I enjoyed the night dives we did, but it is weird, and undeniably panic-threatening at first, to go diving in the dark. In water where you can normally sit at 25 metres down and still see the boat on the surface, it's odd to be at five metres, right under the boat, and only be able to see the bit of sand you're pointing your torch at, and a vague outline loom of the boat against the moonlight. There was absolutely nothing threatening in the sandy lagoons we did the night dives in - not even that much of interest, really, with only the small coral pinnacles the boat was moored to as focal points, but it still takes a couple of goes to break the dark = scary thing. There was no chance of getting actually lost, no current and as soon as you surface the boat is a blindingly obvious brightly lit thing, but underwater it was navigation by compass or rope-following, which then feels like you must be able to get lost. Sleeping fish are kind of spooky, too. On one dive there were loads of them lying in stacks together on the coral, half on their sides, looking basically dead until you shine a torch on them and they do the equivalent of squinting accusingly at you from under the blankets. The lionfish were fun, though; they will follow your torch beam around and use the light for hunting. If you shine your torch at some unsuspecting small fish, you get to see them pounce. And the starry pufferfish, huge things that look like the body of a cargo helicopter sculling gently around, never seemed to be asleep, or wary of people at all. 

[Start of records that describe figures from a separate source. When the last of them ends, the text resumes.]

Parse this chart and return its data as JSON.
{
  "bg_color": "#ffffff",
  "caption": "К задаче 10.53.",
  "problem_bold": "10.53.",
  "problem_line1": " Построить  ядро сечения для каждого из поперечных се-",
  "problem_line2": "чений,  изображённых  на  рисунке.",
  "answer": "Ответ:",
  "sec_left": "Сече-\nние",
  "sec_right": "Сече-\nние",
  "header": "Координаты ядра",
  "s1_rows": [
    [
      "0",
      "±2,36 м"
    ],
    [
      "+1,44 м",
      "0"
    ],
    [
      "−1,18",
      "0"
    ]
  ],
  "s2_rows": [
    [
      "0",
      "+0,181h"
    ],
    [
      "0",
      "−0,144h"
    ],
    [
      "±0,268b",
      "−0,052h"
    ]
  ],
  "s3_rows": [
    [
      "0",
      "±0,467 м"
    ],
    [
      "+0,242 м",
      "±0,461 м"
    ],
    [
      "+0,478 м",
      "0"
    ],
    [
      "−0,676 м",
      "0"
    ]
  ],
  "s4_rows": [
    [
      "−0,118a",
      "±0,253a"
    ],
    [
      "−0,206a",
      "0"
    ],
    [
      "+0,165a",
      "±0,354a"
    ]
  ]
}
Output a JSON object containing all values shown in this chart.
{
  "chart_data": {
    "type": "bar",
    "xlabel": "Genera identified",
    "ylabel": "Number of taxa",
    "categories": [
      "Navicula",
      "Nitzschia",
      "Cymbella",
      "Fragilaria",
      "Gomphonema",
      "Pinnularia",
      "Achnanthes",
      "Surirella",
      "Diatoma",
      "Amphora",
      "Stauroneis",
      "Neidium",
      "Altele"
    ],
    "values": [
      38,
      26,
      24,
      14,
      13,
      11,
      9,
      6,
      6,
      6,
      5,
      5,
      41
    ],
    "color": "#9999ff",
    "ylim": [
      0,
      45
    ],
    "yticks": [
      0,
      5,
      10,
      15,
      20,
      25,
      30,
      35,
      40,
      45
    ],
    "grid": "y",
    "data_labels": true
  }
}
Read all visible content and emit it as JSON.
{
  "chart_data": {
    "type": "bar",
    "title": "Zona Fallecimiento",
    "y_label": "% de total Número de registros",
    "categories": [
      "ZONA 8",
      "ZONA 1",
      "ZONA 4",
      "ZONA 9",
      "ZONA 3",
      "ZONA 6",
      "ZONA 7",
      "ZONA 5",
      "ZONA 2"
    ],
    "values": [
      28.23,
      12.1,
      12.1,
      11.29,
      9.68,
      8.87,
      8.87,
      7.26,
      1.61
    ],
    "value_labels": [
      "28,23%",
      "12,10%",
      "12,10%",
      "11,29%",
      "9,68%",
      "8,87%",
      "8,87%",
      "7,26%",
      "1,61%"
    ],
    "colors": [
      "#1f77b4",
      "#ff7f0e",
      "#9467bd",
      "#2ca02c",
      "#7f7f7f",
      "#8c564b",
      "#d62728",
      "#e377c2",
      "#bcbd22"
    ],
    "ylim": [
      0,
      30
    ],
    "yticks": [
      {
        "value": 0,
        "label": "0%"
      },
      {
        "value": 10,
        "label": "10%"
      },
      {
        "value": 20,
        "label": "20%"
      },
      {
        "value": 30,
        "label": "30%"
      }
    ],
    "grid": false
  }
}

Definitely my kind of holiday. Some periods of sitting around in the sun, or in the dark drinking beer, interspersed with looking at cool stuff. On the last day we couldn't dive (you need to get rid of any excess nitrogen in your system before going on a lower-than-atmospheric-pressure plane) and there was bugger all to do in Shark's Bay itself other than sit in the sun and do nothing. We tried to go for a walk, ran into a dead end, an all-inclusive resort that wouldn't let us walk along their beach and a pavement-less, featureless road inland, and were back on the beach with nothing to do within twenty minutes. Even packing up dive gear is more interesting than watching rotund tourists attempt to singe themselves. 

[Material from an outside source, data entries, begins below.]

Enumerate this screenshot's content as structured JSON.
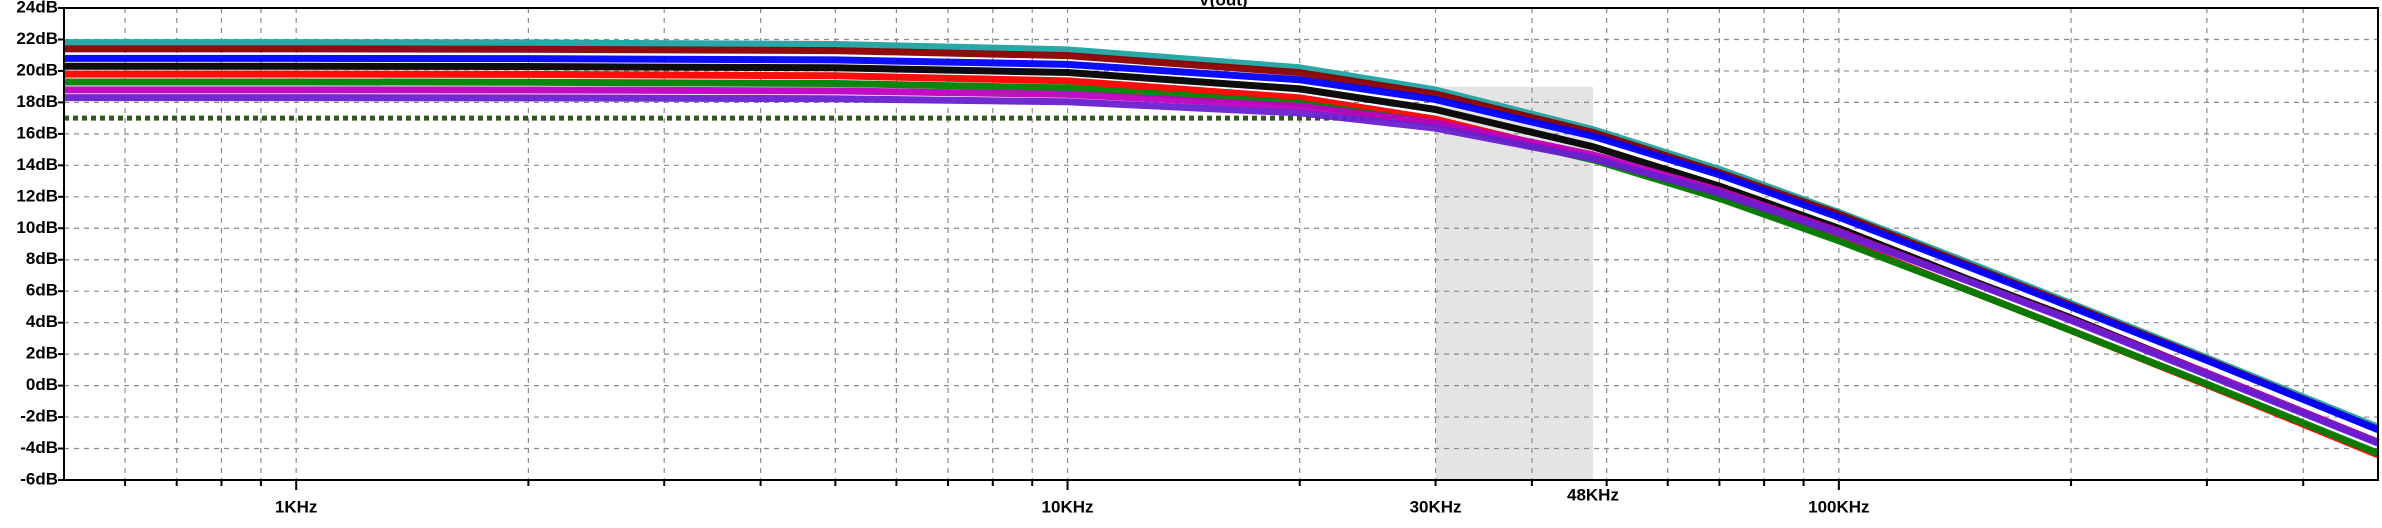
{
  "chart_data": {
    "type": "line",
    "title": "V(out)",
    "xscale": "log",
    "grid": true,
    "x": [
      500,
      1000,
      2000,
      5000,
      10000,
      20000,
      30000,
      48000,
      70000,
      100000,
      150000,
      200000,
      300000,
      500000
    ],
    "series": [
      {
        "color": "#1fa3a3",
        "values": [
          21.8,
          21.8,
          21.78,
          21.68,
          21.34,
          20.2,
          18.79,
          16.27,
          13.74,
          11.01,
          7.65,
          5.22,
          1.76,
          -2.65
        ]
      },
      {
        "color": "#8b0000",
        "values": [
          21.4,
          21.4,
          21.38,
          21.29,
          20.97,
          19.89,
          18.53,
          16.09,
          13.54,
          10.9,
          7.5,
          5.1,
          1.65,
          -2.8
        ]
      },
      {
        "color": "#0000ff",
        "values": [
          20.8,
          20.8,
          20.78,
          20.7,
          20.42,
          19.44,
          18.18,
          15.85,
          13.4,
          10.7,
          7.4,
          5.0,
          1.6,
          -2.8
        ]
      },
      {
        "color": "#000000",
        "values": [
          20.3,
          20.3,
          20.28,
          20.2,
          19.9,
          18.86,
          17.55,
          15.18,
          12.68,
          10.0,
          6.6,
          4.3,
          0.8,
          -3.6
        ]
      },
      {
        "color": "#ff0000",
        "values": [
          19.8,
          19.8,
          19.78,
          19.69,
          19.37,
          18.29,
          16.93,
          14.49,
          11.94,
          9.3,
          5.9,
          3.5,
          0.05,
          -4.4
        ]
      },
      {
        "color": "#008000",
        "values": [
          19.3,
          19.3,
          19.28,
          19.2,
          18.92,
          17.94,
          16.68,
          14.35,
          11.9,
          9.2,
          5.9,
          3.5,
          0.1,
          -4.3
        ]
      },
      {
        "color": "#c000c0",
        "values": [
          18.8,
          18.8,
          18.79,
          18.73,
          18.51,
          17.75,
          16.71,
          14.67,
          12.4,
          9.8,
          6.5,
          4.2,
          0.8,
          -3.6
        ]
      },
      {
        "color": "#6a1fd0",
        "values": [
          18.3,
          18.3,
          18.29,
          18.23,
          18.04,
          17.33,
          16.36,
          14.43,
          12.24,
          9.7,
          6.5,
          4.15,
          0.7,
          -3.66
        ]
      }
    ],
    "xlim": [
      500,
      500000
    ],
    "xticks": [
      {
        "value": 1000,
        "label": "1KHz"
      },
      {
        "value": 10000,
        "label": "10KHz"
      },
      {
        "value": 100000,
        "label": "100KHz"
      }
    ],
    "xminor": [
      600,
      700,
      800,
      900,
      2000,
      3000,
      4000,
      5000,
      6000,
      7000,
      8000,
      9000,
      20000,
      30000,
      40000,
      50000,
      60000,
      70000,
      80000,
      90000,
      200000,
      300000,
      400000
    ],
    "ylim": [
      -6,
      24
    ],
    "yticks": [
      {
        "value": -6,
        "label": "-6dB"
      },
      {
        "value": -4,
        "label": "-4dB"
      },
      {
        "value": -2,
        "label": "-2dB"
      },
      {
        "value": 0,
        "label": "0dB"
      },
      {
        "value": 2,
        "label": "2dB"
      },
      {
        "value": 4,
        "label": "4dB"
      },
      {
        "value": 6,
        "label": "6dB"
      },
      {
        "value": 8,
        "label": "8dB"
      },
      {
        "value": 10,
        "label": "10dB"
      },
      {
        "value": 12,
        "label": "12dB"
      },
      {
        "value": 14,
        "label": "14dB"
      },
      {
        "value": 16,
        "label": "16dB"
      },
      {
        "value": 18,
        "label": "18dB"
      },
      {
        "value": 20,
        "label": "20dB"
      },
      {
        "value": 22,
        "label": "22dB"
      },
      {
        "value": 24,
        "label": "24dB"
      }
    ],
    "highlight": {
      "x": [
        {
          "value": 30000,
          "label": "30KHz"
        },
        {
          "value": 48000,
          "label": "48KHz"
        }
      ],
      "top": 19,
      "color": "#e4e4e4"
    },
    "reference_line": {
      "y": 17,
      "x": [
        500,
        30000
      ],
      "color": "#2d5a1b"
    }
  }
}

Date: 2010-02-03 12:04 pm (UTC)
From: [identity profile] steer.livejournal.com
I sort of want to dive the Thistlegorm but I like my diving to be an uncrowded and tranquil feeling. I get the impression that the Thistlegorm is like Picadilly circus. Glad you had a chilled visit though.

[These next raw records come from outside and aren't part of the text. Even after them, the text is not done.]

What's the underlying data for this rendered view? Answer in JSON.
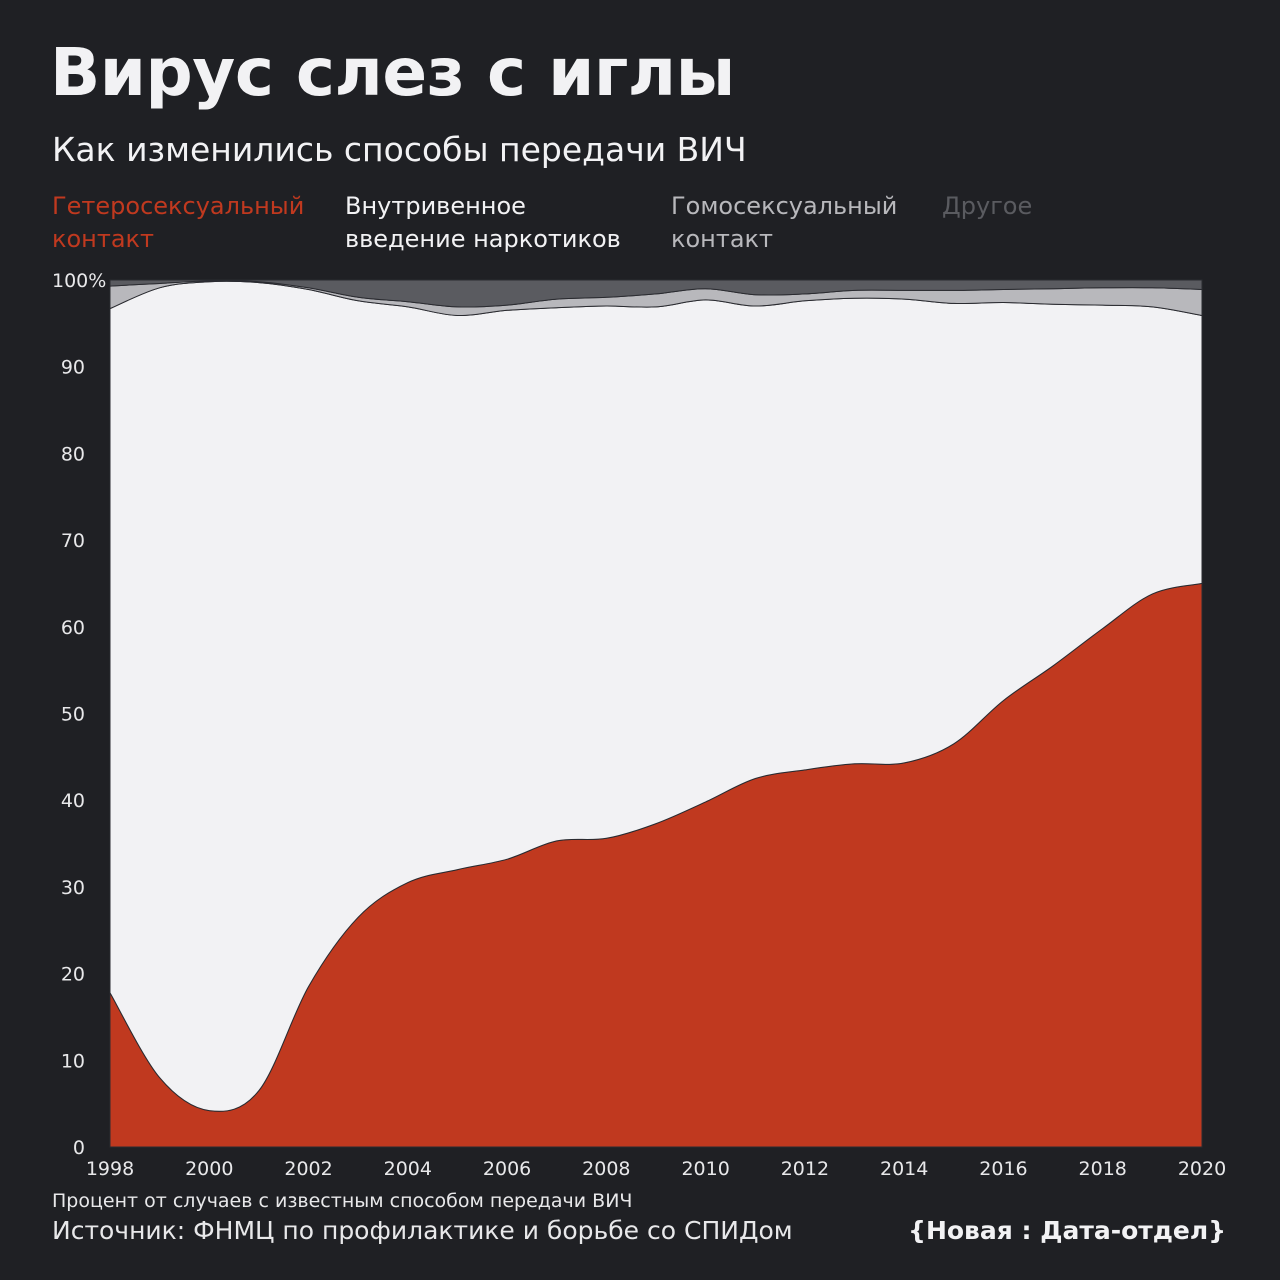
{
  "title": "Вирус слез с иглы",
  "subtitle": "Как изменились способы передачи ВИЧ",
  "footnote": "Процент от случаев с известным способом передачи ВИЧ",
  "source": "Источник: ФНМЦ по профилактике и борьбе со СПИДом",
  "brand": "{Новая : Дата-отдел}",
  "legend": [
    {
      "label": "Гетеросексуальный контакт",
      "color": "#c0391f"
    },
    {
      "label": "Внутривенное введение наркотиков",
      "color": "#f2f2f4"
    },
    {
      "label": "Гомосексуальный контакт",
      "color": "#b8b8bc"
    },
    {
      "label": "Другое",
      "color": "#5a5b60"
    }
  ],
  "chart_data": {
    "type": "area",
    "stacked": true,
    "x": [
      1998,
      1999,
      2000,
      2001,
      2002,
      2003,
      2004,
      2005,
      2006,
      2007,
      2008,
      2009,
      2010,
      2011,
      2012,
      2013,
      2014,
      2015,
      2016,
      2017,
      2018,
      2019,
      2020
    ],
    "series": [
      {
        "name": "Гетеросексуальный контакт",
        "color": "#c0391f",
        "values": [
          17.8,
          8.0,
          4.2,
          6.5,
          18.5,
          26.5,
          30.5,
          32.0,
          33.2,
          35.3,
          35.6,
          37.3,
          39.8,
          42.5,
          43.5,
          44.2,
          44.3,
          46.5,
          51.5,
          55.5,
          59.8,
          63.8,
          65.0
        ]
      },
      {
        "name": "Внутривенное введение наркотиков",
        "color": "#f2f2f4",
        "values": [
          78.9,
          91.1,
          95.6,
          93.2,
          80.4,
          71.1,
          66.4,
          63.9,
          63.3,
          61.5,
          61.4,
          59.6,
          57.9,
          54.5,
          54.1,
          53.7,
          53.5,
          50.8,
          45.9,
          41.7,
          37.3,
          33.1,
          30.9
        ]
      },
      {
        "name": "Гомосексуальный контакт",
        "color": "#b8b8bc",
        "values": [
          2.6,
          0.5,
          0.1,
          0.1,
          0.2,
          0.4,
          0.6,
          1.0,
          0.6,
          1.0,
          1.0,
          1.5,
          1.3,
          1.3,
          0.8,
          0.9,
          1.0,
          1.5,
          1.5,
          1.8,
          2.0,
          2.2,
          3.0
        ]
      },
      {
        "name": "Другое",
        "color": "#5a5b60",
        "values": [
          0.7,
          0.4,
          0.1,
          0.2,
          0.9,
          2.0,
          2.5,
          3.1,
          2.9,
          2.2,
          2.0,
          1.6,
          1.0,
          1.7,
          1.6,
          1.2,
          1.2,
          1.2,
          1.1,
          1.0,
          0.9,
          0.9,
          1.1
        ]
      }
    ],
    "x_ticks": [
      "1998",
      "2000",
      "2002",
      "2004",
      "2006",
      "2008",
      "2010",
      "2012",
      "2014",
      "2016",
      "2018",
      "2020"
    ],
    "y_ticks": [
      "0",
      "10",
      "20",
      "30",
      "40",
      "50",
      "60",
      "70",
      "80",
      "90",
      "100%"
    ],
    "xlim": [
      1998,
      2020
    ],
    "ylim": [
      0,
      100
    ],
    "grid": false,
    "legend_position": "top"
  }
}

I love being able to identify fish. We had one of the seasearch guys come talk to our club on Monday and we're thinking of organising that course for later in the year so we know what we're staring at underwater.

Do you know there are dozens of species of parrotfish and they're nearly impossible to identify individuals. In the wreck I suspect they're eating the young coral that are starting to turn the thistlegorm into a reef.